Shortening the gap

Shortening the gap

One of my most prominent traits is that I overanalyse everything.

Sometimes it’s helpful. Sometimes it’s harmful.

Lately I’ve been thinking a lot about how I react to things I don’t know, especially when they’re suddenly thrown at me. Work is the perfect storm for this, but I suspect the roots go much deeper than my job.

From the outside, I look calm.

When something goes wrong, people describe me as rational, composed, good under pressure. I’ve handled production incidents, critical launches, angry clients on the phone. I’ve often been the one thrown into the deep end to figure out unknown territory and turn it into something structured for the rest of the team.

That’s the visible side.

The invisible side is different.

Inside, the process is much more turbulent.

The cycle usually goes like this: I face something I don’t know. I freeze internally. Impostor syndrome kicks in. I panic silently. Instead of asking questions, I try to brute-force a solution in isolation.

Eventually, I figure it out. I always have. Then I relax. I see that I did well. I recognise that I learned something. I add the pattern to my mental toolkit.

From the outside, it looks like competence.
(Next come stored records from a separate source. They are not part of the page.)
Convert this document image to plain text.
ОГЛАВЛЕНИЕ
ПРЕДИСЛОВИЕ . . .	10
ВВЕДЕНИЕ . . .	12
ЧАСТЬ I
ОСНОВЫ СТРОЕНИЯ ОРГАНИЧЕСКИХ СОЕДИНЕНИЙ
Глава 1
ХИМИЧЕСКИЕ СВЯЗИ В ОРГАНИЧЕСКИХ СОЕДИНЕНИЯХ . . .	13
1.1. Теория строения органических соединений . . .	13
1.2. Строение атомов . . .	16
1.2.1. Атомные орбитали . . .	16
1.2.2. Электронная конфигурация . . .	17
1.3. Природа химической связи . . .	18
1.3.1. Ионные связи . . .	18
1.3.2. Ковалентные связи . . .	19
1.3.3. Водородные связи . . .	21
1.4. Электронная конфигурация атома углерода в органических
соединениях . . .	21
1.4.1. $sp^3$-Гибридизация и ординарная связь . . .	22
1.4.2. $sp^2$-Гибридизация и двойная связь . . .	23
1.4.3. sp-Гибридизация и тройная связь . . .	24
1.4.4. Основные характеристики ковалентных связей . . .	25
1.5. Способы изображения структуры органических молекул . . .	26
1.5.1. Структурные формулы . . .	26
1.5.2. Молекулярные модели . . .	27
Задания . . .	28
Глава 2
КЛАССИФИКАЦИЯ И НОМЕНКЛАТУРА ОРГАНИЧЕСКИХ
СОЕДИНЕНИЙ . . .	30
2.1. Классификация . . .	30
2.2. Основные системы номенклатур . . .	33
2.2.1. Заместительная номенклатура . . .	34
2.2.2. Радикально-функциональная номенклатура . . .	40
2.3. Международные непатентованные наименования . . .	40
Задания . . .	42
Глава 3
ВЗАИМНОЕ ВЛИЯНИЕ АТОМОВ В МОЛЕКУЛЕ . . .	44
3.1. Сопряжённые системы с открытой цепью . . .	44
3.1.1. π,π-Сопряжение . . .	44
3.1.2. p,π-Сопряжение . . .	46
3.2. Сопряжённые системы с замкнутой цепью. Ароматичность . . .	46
From the inside, it feels like survival.

And that survival mode is exhausting.

It doesn’t come from arrogance. Quite the opposite. It comes from fear. Fear of admitting I don’t know something. Fear that exposing a gap will somehow reduce me in the eyes of my colleagues. So instead of being vulnerable early, I choose stress later.

Looking back, I realise something else.

For most of my early life, learning came easily. School wasn’t particularly hard. My first jobs didn’t stretch me too far. Then the ceiling rose. The problems got more complex. The people around me became sharper, more experienced, more specialised.
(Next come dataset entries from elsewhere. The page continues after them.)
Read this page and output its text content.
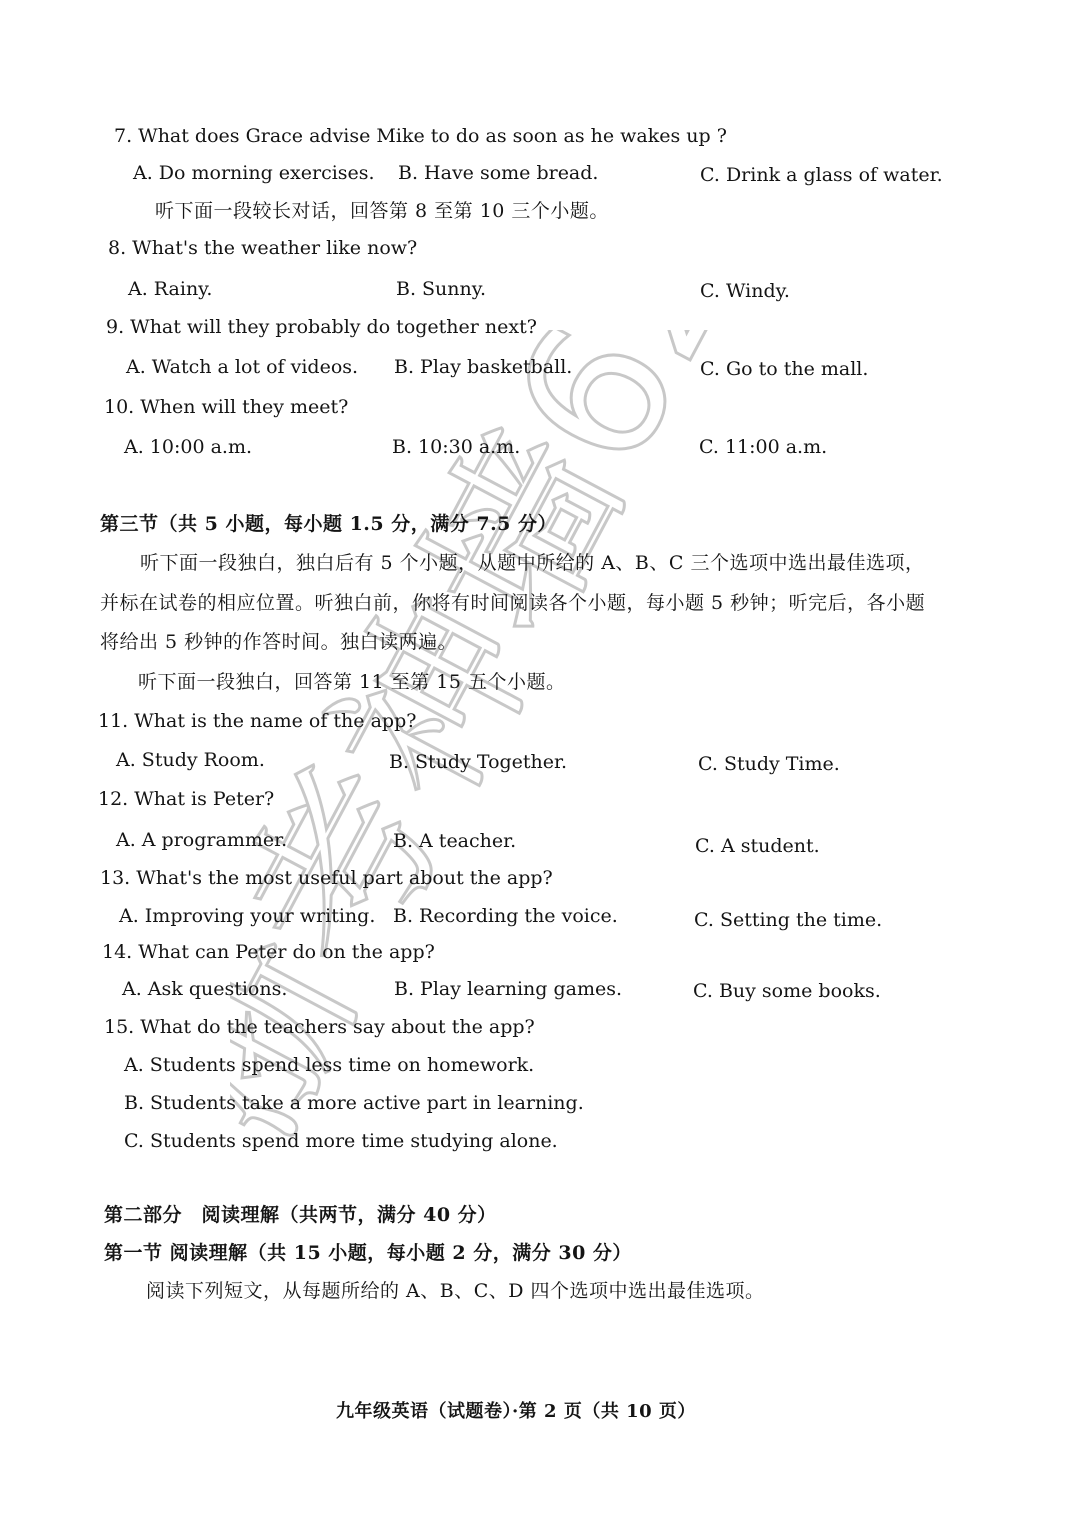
浙考神墙620
7. What does Grace advise Mike to do as soon as he wakes up ?
A. Do morning exercises. B. Have some bread.	C. Drink a glass of water.
听下面一段较长对话，回答第 8 至第 10 三个小题。
8. What's the weather like now?
A. Rainy.	B. Sunny.	C. Windy.
9. What will they probably do together next?
A. Watch a lot of videos. B. Play basketball.	C. Go to the mall.
10. When will they meet?
A. 10:00 a.m.	B. 10:30 a.m.	C. 11:00 a.m.
第三节（共 5 小题，每小题 1.5 分，满分 7.5 分）
听下面一段独白，独白后有 5 个小题，从题中所给的 A、B、C 三个选项中选出最佳选项，
并标在试卷的相应位置。听独白前，你将有时间阅读各个小题，每小题 5 秒钟；听完后，各小题
将给出 5 秒钟的作答时间。独白读两遍。
听下面一段独白，回答第 11 至第 15 五个小题。
11. What is the name of the app?
A. Study Room.	B. Study Together.	C. Study Time.
12. What is Peter?
A. A programmer.	B. A teacher.	C. A student.
13. What's the most useful part about the app?
A. Improving your writing. B. Recording the voice.	C. Setting the time.
14. What can Peter do on the app?
A. Ask questions.	B. Play learning games.	C. Buy some books.
15. What do the teachers say about the app?
A. Students spend less time on homework.
B. Students take a more active part in learning.
C. Students spend more time studying alone.
第二部分　阅读理解（共两节，满分 40 分）
第一节 阅读理解（共 15 小题，每小题 2 分，满分 30 分）
阅读下列短文，从每题所给的 A、B、C、D 四个选项中选出最佳选项。
九年级英语（试题卷）·第 2 页（共 10 页）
Suddenly things took effort.

That shift made me feel inadequate. As if I had reached that level by chance. As if I hadn’t “earned” it the same way others had. So I masked it. I presented calm. I presented humility. Internally, I felt like a fraud constantly on the brink of being exposed.

The irony is that this very pressure pushed me to grow. But it also cost me energy.

The good news is that the work I’ve been doing on myself is paying off. The mental triggers are still there, but they’re less violent. Less paralysing. I don’t think I’ll ever eliminate insecurity completely — and honestly, I wouldn’t want to. A bit of tension keeps me sharp. Overthinking is part of my wiring. Taking things seriously is part of who I am.

But I do want to recalibrate my internal dialogue.

I want the discomfort to register as growth, not danger. I want stress to signal expansion, not exposure. I want to shorten the gap between the trigger and the realisation that I’m actually fine.

Because that gap, that latency, is where most of the suffering happens.

If I can reduce that, I reduce the unnecessary pain while keeping the growth.

I’m not perfect. I never will be. But I am much more aware.

And awareness, for someone like me, is already progress.